Auto-Tune, the pitch-correction software that squares off wobbly vocals until they resemble Tetris blocks, has come to symbolise everything that is garish and wrong about modern music. Yet Poliça have become one of 2012's most alluring acts by deploying the technique in unexpected ways. Their funereal, deep-sea R&B has made fans of everyone from Bon Iver to noted Auto-Tune sceptic Jay-Z.
Any band from Minneapolis exists in the shadow of Prince, and the touring incarnation of Poliça don't skimp on the rhythm section, with two drummers (and two full drumkits) shadowed by a lolloping, casually gifted bassist. Laptops and black boxes strewn at her feet, singer Channy Leaneagh initially looks outgunned by her three bandmates. But even her unadorned voice is startling enough to cut through their metronomic brew.

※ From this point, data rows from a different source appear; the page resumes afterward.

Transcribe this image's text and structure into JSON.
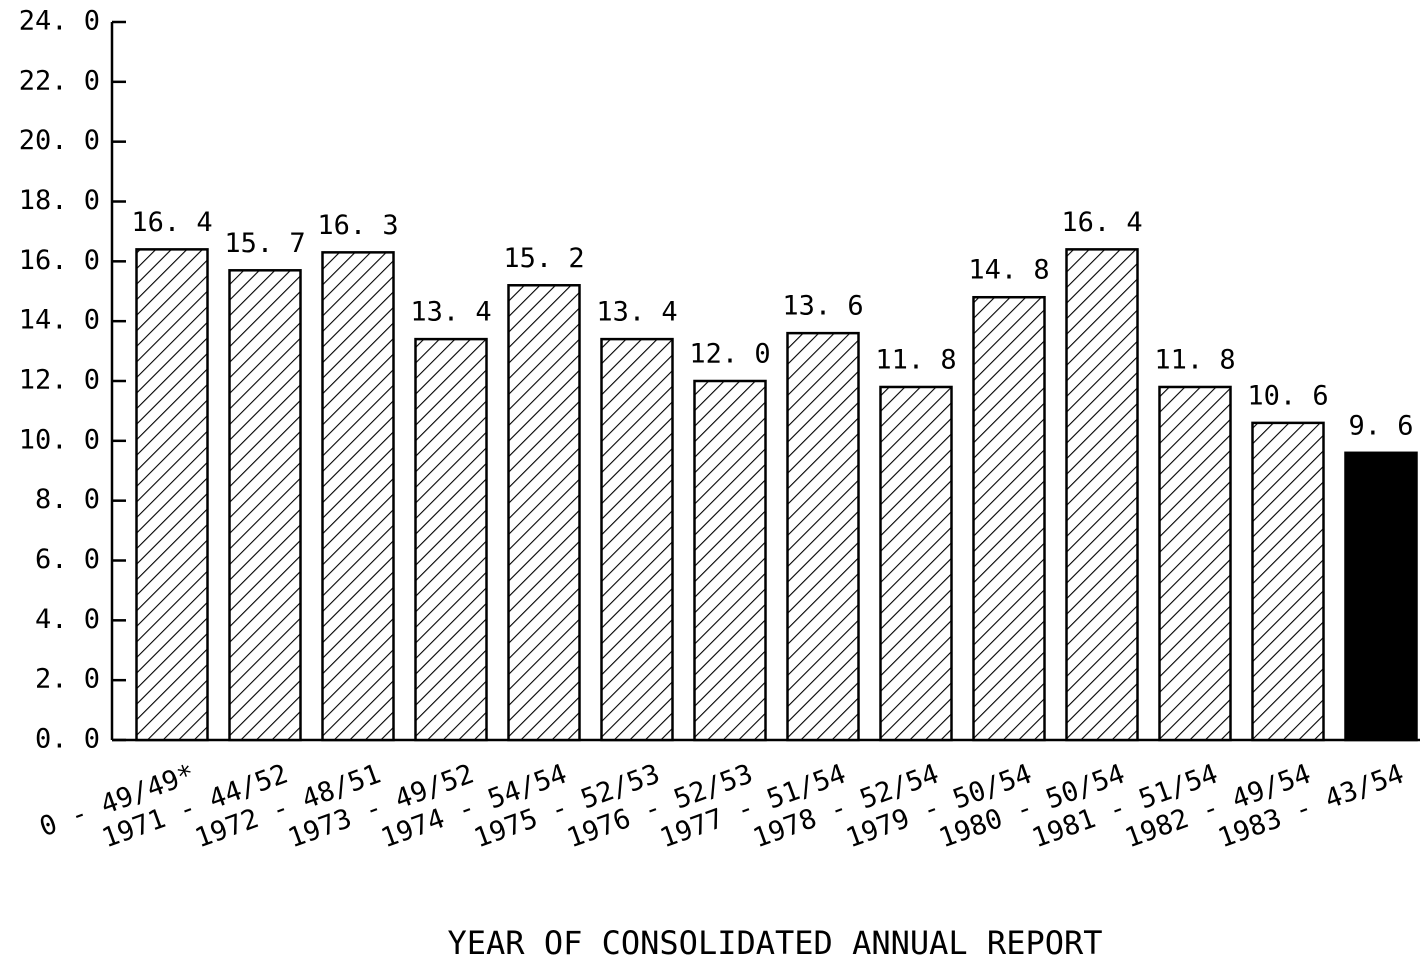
{
  "chart_data": {
    "type": "bar",
    "x_label": "YEAR OF CONSOLIDATED ANNUAL REPORT",
    "categories": [
      "0 - 49/49*",
      "1971 - 44/52",
      "1972 - 48/51",
      "1973 - 49/52",
      "1974 - 54/54",
      "1975 - 52/53",
      "1976 - 52/53",
      "1977 - 51/54",
      "1978 - 52/54",
      "1979 - 50/54",
      "1980 - 50/54",
      "1981 - 51/54",
      "1982 - 49/54",
      "1983 - 43/54"
    ],
    "values": [
      16.4,
      15.7,
      16.3,
      13.4,
      15.2,
      13.4,
      12.0,
      13.6,
      11.8,
      14.8,
      16.4,
      11.8,
      10.6,
      9.6
    ],
    "value_labels": [
      "16. 4",
      "15. 7",
      "16. 3",
      "13. 4",
      "15. 2",
      "13. 4",
      "12. 0",
      "13. 6",
      "11. 8",
      "14. 8",
      "16. 4",
      "11. 8",
      "10. 6",
      "9. 6"
    ],
    "fills": [
      "hatch",
      "hatch",
      "hatch",
      "hatch",
      "hatch",
      "hatch",
      "hatch",
      "hatch",
      "hatch",
      "hatch",
      "hatch",
      "hatch",
      "hatch",
      "solid"
    ],
    "color": "#000000",
    "ylim": [
      0,
      24
    ],
    "yticks": [
      {
        "value": 0,
        "label": "0. 0"
      },
      {
        "value": 2,
        "label": "2. 0"
      },
      {
        "value": 4,
        "label": "4. 0"
      },
      {
        "value": 6,
        "label": "6. 0"
      },
      {
        "value": 8,
        "label": "8. 0"
      },
      {
        "value": 10,
        "label": "10. 0"
      },
      {
        "value": 12,
        "label": "12. 0"
      },
      {
        "value": 14,
        "label": "14. 0"
      },
      {
        "value": 16,
        "label": "16. 0"
      },
      {
        "value": 18,
        "label": "18. 0"
      },
      {
        "value": 20,
        "label": "20. 0"
      },
      {
        "value": 22,
        "label": "22. 0"
      },
      {
        "value": 24,
        "label": "24. 0"
      }
    ],
    "grid": false
  }
}
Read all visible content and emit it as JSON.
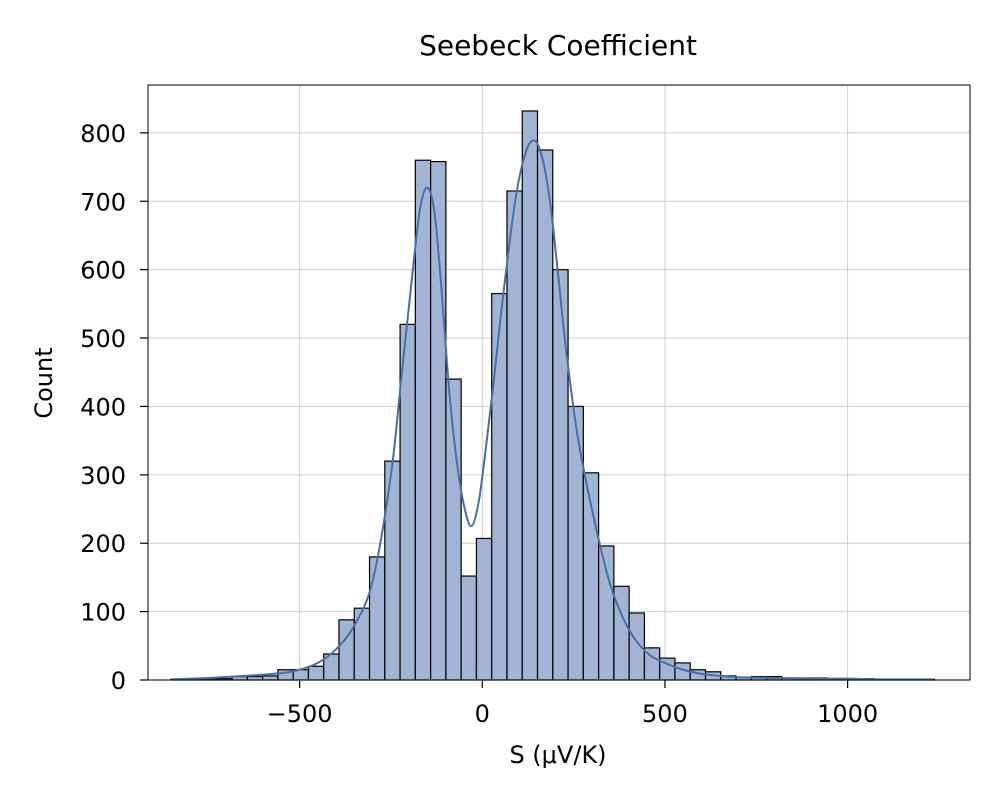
{
  "chart_data": {
    "type": "histogram",
    "title": "Seebeck Coefficient",
    "xlabel": "S (μV/K)",
    "ylabel": "Count",
    "xlim": [
      -915,
      1335
    ],
    "ylim": [
      0,
      870
    ],
    "xticks": [
      -500,
      0,
      500,
      1000
    ],
    "xtick_labels": [
      "−500",
      "0",
      "500",
      "1000"
    ],
    "yticks": [
      0,
      100,
      200,
      300,
      400,
      500,
      600,
      700,
      800
    ],
    "yticks_labels": [
      "0",
      "100",
      "200",
      "300",
      "400",
      "500",
      "600",
      "700",
      "800"
    ],
    "grid": true,
    "bin_start": -852,
    "bin_width": 41.8,
    "counts": [
      1,
      2,
      2,
      2,
      5,
      5,
      6,
      15,
      15,
      20,
      38,
      88,
      105,
      180,
      320,
      520,
      760,
      758,
      440,
      152,
      207,
      565,
      715,
      832,
      775,
      600,
      400,
      303,
      196,
      137,
      98,
      47,
      32,
      25,
      15,
      12,
      6,
      4,
      5,
      5,
      3,
      3,
      3,
      2,
      2,
      2,
      1,
      1,
      1,
      1
    ],
    "kde_curve": {
      "x": [
        -850,
        -750,
        -650,
        -550,
        -500,
        -450,
        -400,
        -350,
        -300,
        -250,
        -220,
        -190,
        -170,
        -150,
        -130,
        -110,
        -90,
        -70,
        -50,
        -30,
        -10,
        10,
        30,
        50,
        70,
        90,
        110,
        130,
        150,
        170,
        190,
        210,
        230,
        260,
        300,
        350,
        400,
        450,
        500,
        550,
        600,
        650,
        700,
        800,
        900,
        1000,
        1100,
        1235
      ],
      "y": [
        1,
        3,
        6,
        10,
        15,
        25,
        45,
        80,
        145,
        300,
        450,
        600,
        690,
        720,
        680,
        560,
        420,
        320,
        255,
        225,
        260,
        340,
        430,
        530,
        620,
        700,
        755,
        785,
        785,
        750,
        680,
        580,
        480,
        360,
        250,
        140,
        75,
        40,
        25,
        15,
        9,
        6,
        4,
        3,
        2,
        2,
        1,
        1
      ]
    },
    "colors": {
      "bar": "#a2b4d4",
      "edge": "#000000",
      "kde": "#4a6fa5"
    }
  }
}
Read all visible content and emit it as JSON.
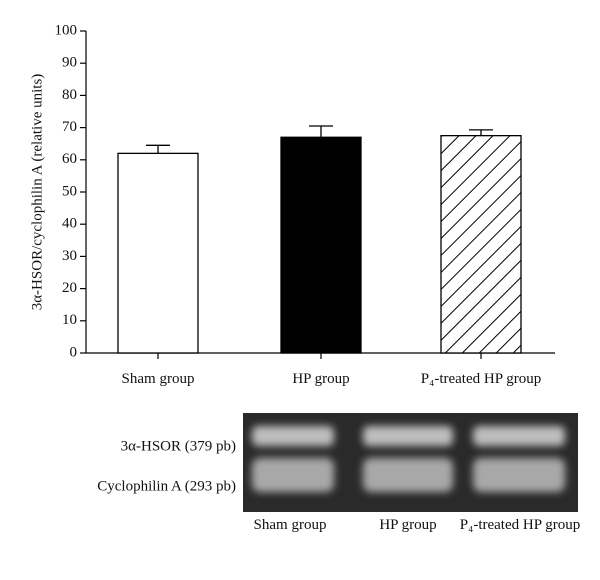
{
  "chart_data": {
    "type": "bar",
    "ylabel": "3α-HSOR/cyclophilin A (relative units)",
    "categories": [
      "Sham group",
      "HP group",
      "P₄-treated HP group"
    ],
    "values": [
      62,
      67,
      67.5
    ],
    "errors": [
      2.5,
      3.5,
      1.8
    ],
    "colors": [
      "#ffffff",
      "#000000",
      "#ffffff"
    ],
    "patterns": [
      "none",
      "none",
      "hatch"
    ],
    "ylim": [
      0,
      100
    ],
    "yticks": [
      0,
      10,
      20,
      30,
      40,
      50,
      60,
      70,
      80,
      90,
      100
    ]
  },
  "gel": {
    "bands": [
      "3α-HSOR (379 pb)",
      "Cyclophilin A (293 pb)"
    ],
    "lanes": [
      "Sham group",
      "HP group",
      "P₄-treated HP group"
    ]
  }
}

The vocal warping creeps in slowly. On the dubby, eerie I See My Mother, Leaneagh's voice artificially trills and fractures as she sings about swallowing whiskey and taking powder. Midway through Dark Star, a brassy, spiralling march that wouldn't sound out of place on the Drive soundtrack, an unexpected choral effect summons harmonies out of thin air. It's a nifty sonic conjuring trick.
Partly, they rely on skilled stagecraft. Leaneagh controls and triggers key effects through her microphone via moment-to-moment modulations of volume. It's a performance that has to double as a programming punchcard, and it should make these wilfully dense songs – mostly recorded in a two-week burst after the dissolution of her marriage – even harder to decode.
No matter how alien Leaneagh sounds, though, there remains an emotional core to Poliça that is both irresistible and slightly overwhelming, a spiritual cousin to the deafening instrumental catharsis of Mogwai. The clattering finale Amongster – where both drummers are permitted to go "full Slipknot" – feels like being bathed in cosmic rays: a little scary, but exciting.